Just noticed on the Surrey Police chief DTL interview on Breakfast, the live camera is 50i, but the keyed in background loop video is 25p. <facepalm>
Since you brought up frame rate does the BBC run all their cameras in 50i? Don’t current cameras allow you to choose frame rate so say photogs in North America (and South Korea) and the bureaus shoot in 50i instead of the typical 59.94 in those regions?
Curious as if the conversion to 50i and back to 59.94 for North America would degrade the picture quality? And if they don’t shoot 50i but the 59.94 what does the conversion the vision mixer or another device.
All studio cameras for news and live pres etc in the UK usually run at 50i [1]. I don't know what the conventions are at UK broadcasters' bureaux in '60 Hz' territories ?
[1] Except of course for UHD, where it'll be 50p
The BBC News teams and bureaux based overseas almost always follow local frame rate standards. To do otherwise would make pooling, sharing and accessing local content much more complex. So the US BBC operations run at 59.94i (or i29.97 if you prefer that way of saying things) and standards convert. This also avoids the lighting flicker issues you still encounter when running at a different frame rate to local mains. This is particularly an issue on new CMOS cameras without global shutters.
In cases where a crew from London travels to a 60Hz country to shoot content and comes back to the UK to edit, they may chose to stick at 50Hz, but will have to cope with lighting flicker.
Mainstream productions in 60Hz territories will take a common sense decision based on what they are doing.
If you are running local presentation of a sporting event shot at 60Hz, with discharge lit backdrops running at 60Hz, and taking lots of ISOes at 60Hz, then running your operation 60Hz and converting the result makes sense.

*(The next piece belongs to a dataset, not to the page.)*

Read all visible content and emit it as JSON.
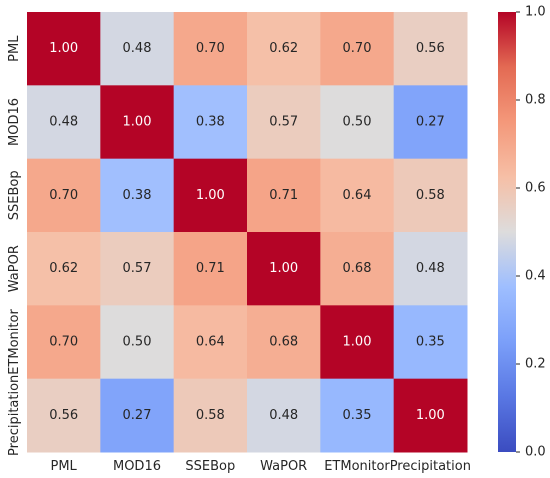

Also most US trucks are only ever run at 60Hz, and whilst technically the kit may cope at 50Hz, there is every chance that something may not be compatible, or crews may not be used to 50Hz-working. (It's usually stuff like domestic HDTVs in the US that won't accept a 50Hz input *)
If you are creating your own show entirely, shooting your own content, and using your own fly-pack facilities, or a European truck shipped over (yes - that happens!), then running 50Hz can make a lot of sense, as it allows you to bring over content shot 25/50Hz for insert play-in without double conversion (25/50->60->50) or having to remember to shoot & edit inserts in 24/30/60Hz, and avoids conversion at all. However you do have to have a plan to cope with lighting flicker.
(*) ISTR that a US broadcaster with British Open Golf rights (TBS?) chose to remotely produce their coverage in the US, backhauling multiple 50Hz feeds, running their studio at 50Hz, and just converting the end result (not every feed). The biggest issue they hit was in-vision displays not accepting 50Hz inputs... Whilst all European HDTVs sold in shops happily accept 59.94/60Hz feeds, many North American models still don't accept 50Hz.